As for childhood, I'm afraid I've done major damage to any connection to my brother, whose only true passion seems to be hating the advertising business, by sending him this Houser link
http://www.youtube.com/watch?v=2eNpURjPCgI

Monsters aside, the Germans have a chronically depressed loaf of bread that was always sort of amusing. God I miss the brooding! (it leads to, oh I don't know, great art...shhh).

Pat (in Belgium) said...

You do know that the Tutankhamun exhibition is COPIES of the original artwork, loot, etc.?
So the kids won't be seeing the real deal, not even for 6 euros!

Pat (in Belgium) said...

Whoops! Not even for 15 euros! (Highway robbery!)

Alison Cross said...

I'm with LM back up in Comment 1 - we used to use old wallpaper and sometimes, if I was feeling particularly daring at Secondary school the poster from the middle of my Jackie - which was usually Slik or David Essex. It might even have been the centre pages of the Diana....

Gulags in Scotland also require hideous random shitness which is greatly helped by Tartarus currently being at home. This week: make a wind chime (or as Tartarus said innocently' a wine chim'. They exited out to The Garage (ie a mummy no go area...which suited me fine, I just facebooked until my eyes started running) and in came a wind chime made from old nuts and bolts and sawn up bits of copper piping. Excellent. Sadly, in the excitement, we forgot to do the 'Sound Evaluation' whatever the feck that was and so the marvellous project will only net 2 pathetic house points.

I can say 'ladybird' in Dutch. I can't actually SPELL it, so you'll just have to believe me. Also 'orange circle' which makes me a fecking HOOT at a Dutch party.

Ali x

Fat Controller said...

Your kids mock your accent as well? I somehow always imagined your French to be impeccable (or are we talking about Dutch, which would be wholly understandable?). My kids have always referred to me, in awed deference of course, as 'sprogspasser' which translates as 'linguistically challenged' (or less euphemistic and PC words to that effect) at regular intervals when conversing in Danish.

livesbythewoods said...

I remember the "wallpaper on the school books" torture at the start of each new term. We didn't even have wallpaper at home so we had the whole added trauma of trying to find some. Gah.

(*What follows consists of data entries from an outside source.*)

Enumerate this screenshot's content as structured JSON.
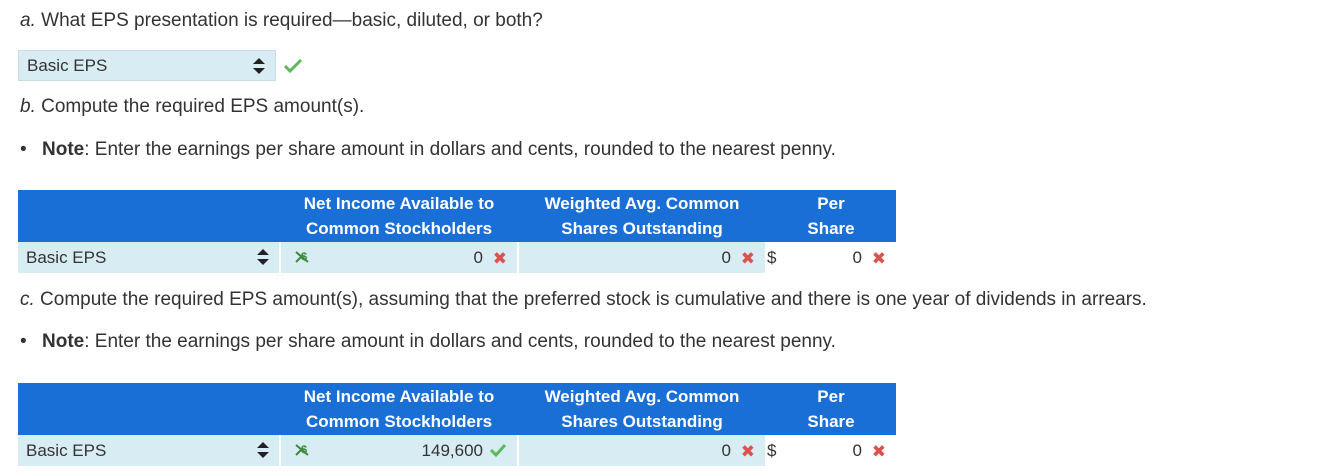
{
  "part_a": {
    "letter": "a.",
    "question": " What EPS presentation is required—basic, diluted, or both?",
    "select_value": "Basic EPS"
  },
  "part_b": {
    "letter": "b.",
    "question": " Compute the required EPS amount(s).",
    "note_label": "Note",
    "note_text": ": Enter the earnings per share amount in dollars and cents, rounded to the nearest penny.",
    "table": {
      "col1_line1": "Net Income Available to",
      "col1_line2": "Common Stockholders",
      "col2_line1": "Weighted Avg. Common",
      "col2_line2": "Shares Outstanding",
      "col3_line1": "Per",
      "col3_line2": "Share",
      "row_label": "Basic EPS",
      "net_income": "0",
      "weighted_shares": "0",
      "currency": "$",
      "per_share": "0"
    }
  },
  "part_c": {
    "letter": "c.",
    "question": " Compute the required EPS amount(s), assuming that the preferred stock is cumulative and there is one year of dividends in arrears.",
    "note_label": "Note",
    "note_text": ": Enter the earnings per share amount in dollars and cents, rounded to the nearest penny.",
    "table": {
      "col1_line1": "Net Income Available to",
      "col1_line2": "Common Stockholders",
      "col2_line1": "Weighted Avg. Common",
      "col2_line2": "Shares Outstanding",
      "col3_line1": "Per",
      "col3_line2": "Share",
      "row_label": "Basic EPS",
      "net_income": "149,600",
      "weighted_shares": "0",
      "currency": "$",
      "per_share": "0"
    }
  },
  "colors": {
    "header_blue": "#1a6fd6",
    "input_bg": "#d8ecf4",
    "correct_green": "#5cb85c",
    "wrong_red": "#d9534f"
  }
}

I think one year I had to blag some from my best friend, whose family were posh and had loads of spare wallaper just lying around.

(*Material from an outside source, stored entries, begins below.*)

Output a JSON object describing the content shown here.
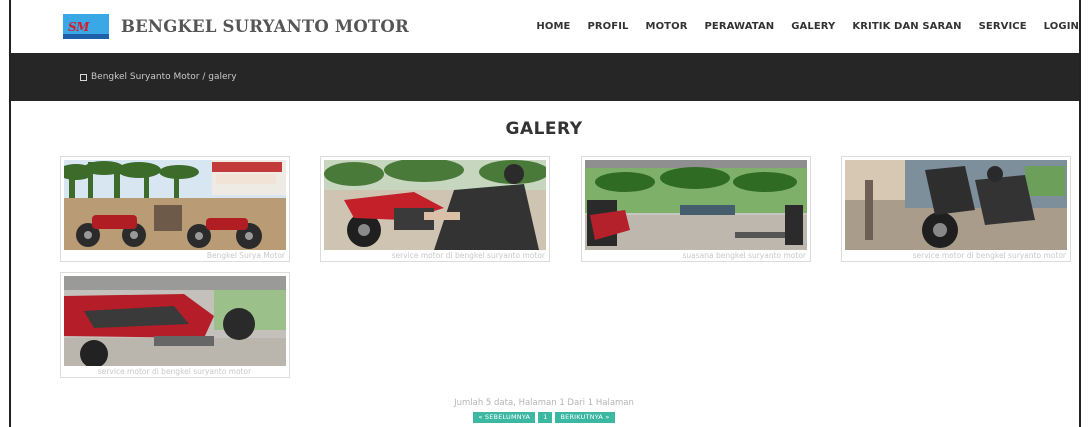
{
  "brand": {
    "title": "BENGKEL SURYANTO MOTOR",
    "logo_icon": "logo-icon",
    "logo_text": "SM"
  },
  "nav": {
    "items": [
      "HOME",
      "PROFIL",
      "MOTOR",
      "PERAWATAN",
      "GALERY",
      "KRITIK DAN SARAN",
      "SERVICE",
      "LOGIN"
    ]
  },
  "breadcrumb": {
    "icon": "home-icon",
    "text": "Bengkel Suryanto Motor / galery"
  },
  "page": {
    "title": "GALERY"
  },
  "gallery": [
    {
      "caption": "Bengkel Surya Motor"
    },
    {
      "caption": "service motor di bengkel suryanto motor"
    },
    {
      "caption": "suasana bengkel suryanto motor"
    },
    {
      "caption": "service motor di bengkel suryanto motor"
    },
    {
      "caption": "service motor di bengkel suryanto motor"
    }
  ],
  "pagination": {
    "info": "Jumlah 5 data, Halaman 1 Dari 1 Halaman",
    "prev": "« SEBELUMNYA",
    "current": "1",
    "next": "BERIKUTNYA »"
  },
  "colors": {
    "banner": "#262626",
    "pager": "#3bb7a2",
    "logo_bg": "#3aa7e6"
  }
}
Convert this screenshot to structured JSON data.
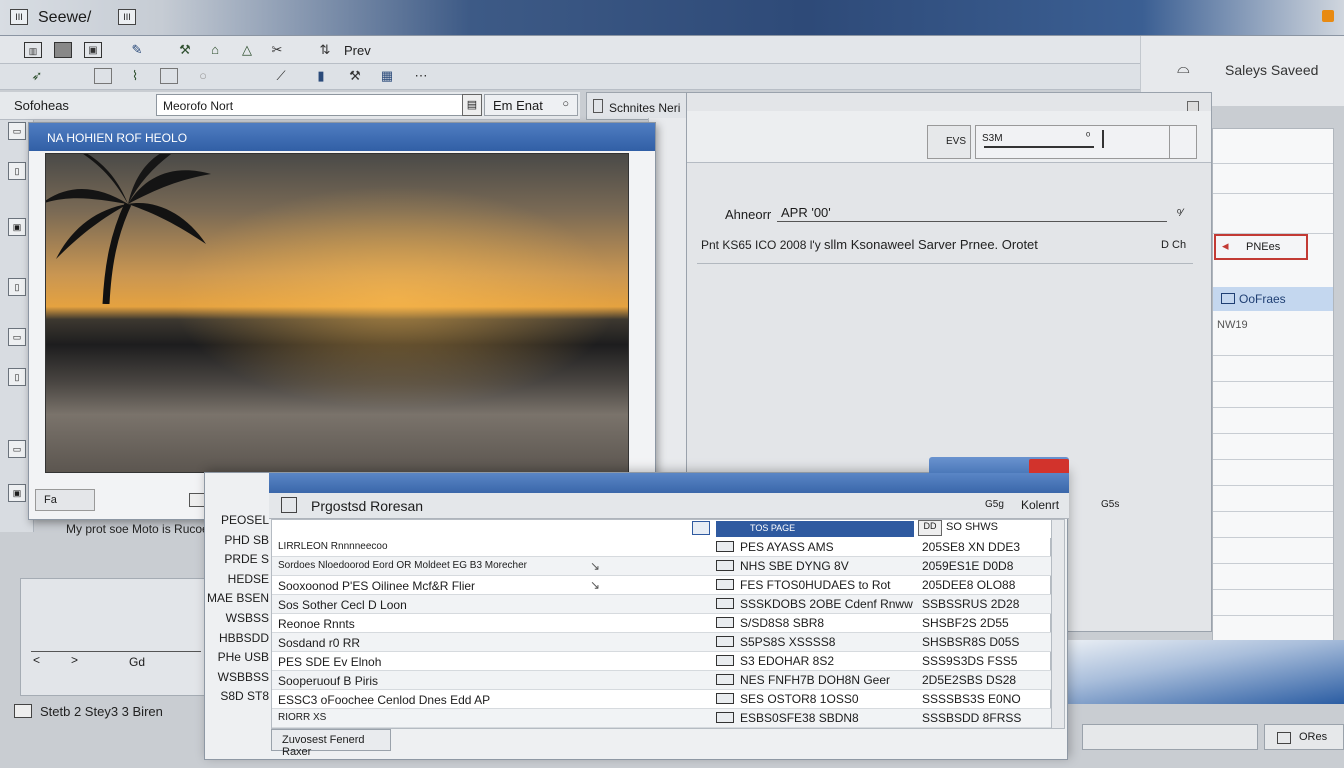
{
  "app": {
    "title": "Seewe/",
    "icon_left": "III",
    "icon_right": "III"
  },
  "toolbar": {
    "prev_label": "Prev",
    "saved_label": "Saleys Saveed"
  },
  "search_row": {
    "section_label": "Sofoheas",
    "search_value": "Meorofo Nort",
    "dropdown_label": "Em Enat"
  },
  "viewer": {
    "caption": "NA HOHIEN ROF HEOLO",
    "caption_below": "My prot soe Moto is Rucoeger",
    "footer_label": "Fa"
  },
  "left_time": {
    "t1": "<",
    "t2": ">",
    "t3": "Gd"
  },
  "bottom_status": "Stetb 2 Stey3 3 Biren",
  "mid_tab": "Schnites Neri",
  "props": {
    "seg_label": "EVS",
    "slider_label": "S3M",
    "row_label": "Ahneorr",
    "row_value": "APR '00'",
    "line2_prefix": "Pnt KS65 ICO 2008 l'y ",
    "line2_main": "sllm Ksonaweel Sarver Prnee. Orotet",
    "line2_right": "D Ch"
  },
  "right_panel": {
    "badge": "PNEes",
    "selected": "OoFraes",
    "sub": "NW19"
  },
  "bottom_right": "ORes",
  "results": {
    "title": "Prgostsd Roresan",
    "col_a": "G5g",
    "col_b": "Kolenrt",
    "col_c": "G5s",
    "subhead_sel": "TOS PAGE",
    "subhead_count": "DD",
    "subhead_right": "SO SHWS",
    "footer": "Zuvosest Fenerd Raxer",
    "left_labels": [
      "PEOSEL",
      "PHD SB",
      "PRDE S",
      "HEDSE",
      "MAE BSEN",
      "WSBSS",
      "HBBSDD",
      "PHe USB",
      "WSBBSS",
      "S8D ST8"
    ],
    "rows": [
      {
        "c1": "LIRRLEON   Rnnnneecoo",
        "c1_small": true,
        "arrow": "",
        "c2": "PES AYASS AMS",
        "c3": "205SE8 XN DDE3"
      },
      {
        "c1": "Sordoes    Nloedoorod Eord OR Moldeet EG B3 Morecher",
        "c1_small": true,
        "arrow": "↘",
        "c2": "NHS SBE DYNG 8V",
        "c3": "2059ES1E D0D8"
      },
      {
        "c1": "Sooxoonod P'ES Oilinee Mcf&R Flier",
        "c1_small": false,
        "arrow": "↘",
        "c2": "FES FTOS0HUDAES to Rot",
        "c3": "205DEE8 OLO88"
      },
      {
        "c1": "Sos Sother Cecl D Loon",
        "c1_small": false,
        "arrow": "",
        "c2": "SSSKDOBS 2OBE Cdenf Rnww",
        "c3": "SSBSSRUS 2D28"
      },
      {
        "c1": "Reonoe       Rnnts",
        "c1_small": false,
        "arrow": "",
        "c2": "S/SD8S8 SBR8",
        "c3": "SHSBF2S 2D55"
      },
      {
        "c1": "Sosdand r0 RR",
        "c1_small": false,
        "arrow": "",
        "c2": "S5PS8S XSSSS8",
        "c3": "SHSBSR8S D05S"
      },
      {
        "c1": "PES SDE Ev Elnoh",
        "c1_small": false,
        "arrow": "",
        "c2": "S3 EDOHAR 8S2",
        "c3": "SSS9S3DS FSS5"
      },
      {
        "c1": "Sooperuouf B Piris",
        "c1_small": false,
        "arrow": "",
        "c2": "NES FNFH7B DOH8N Geer",
        "c3": "2D5E2SBS DS28"
      },
      {
        "c1": "ESSC3 oFoochee Cenlod Dnes Edd    AP",
        "c1_small": false,
        "arrow": "",
        "c2": "SES OSTOR8 1OSS0",
        "c3": "SSSSBS3S E0NO"
      },
      {
        "c1": "RIORR XS",
        "c1_small": true,
        "arrow": "",
        "c2": "ESBS0SFE38 SBDN8",
        "c3": "SSSBSDD 8FRSS"
      }
    ]
  }
}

Now I come to think of it, that's one of the very few education-related memories I still have. And has it helped me in later life?

It has not.

Patience_Crabstick said...

My goodness, your gulag is particular about its students' cahiers.

Our schools are trying to do away with paper notebooks. If only the administration had a collective IQ that approached average! But no, they purchased off-brand computer tablets that cost twice as much as an ipad and are forcing parents to sign contracts accepting $1,100 fees if the tablets are stolen or damaged, and insinuating that it is now impossible to educate a child who doesn't own a tablet computer.

Xtreme English said...

sweet jebus...17 comments on this?? hats off!

Waffle said...

FC - I'm not dreadful, but they jump like rabid wolves on any slight infelicity of pronunciation. Little bastards.

Alison - I would love to see you back yourself into a conversational corner with those phrases. Excellent.

Pat - Yes, I know. It seems massively pointless to me, but I suppose it's an afternoon out, innit.

Margaret said...

We did brown-paper grocery bag book covers--wallpaper would have been considered weird and hippie. For all of you homework slaves: my mom is a retired 3rd-grade teacher (8-year-olds) who had decades of childrearing before her teaching career and her opinion on homework? It blows. She thought kids should go home at the end of their long schoolday and play, read books, watch tv, set the table, just try a bite, do the dishes after dinner, watch tv, say their prayers, brush their teeth, read until lights-out, and go to sleep goddammit (sorry, that was dad, after he'd supervised dental hygeine and read the bedtime stories because, really, enough already, go the hell to sleep).

Waffle said...

Margaret - I love your mum. I wish these bastards would listen to her.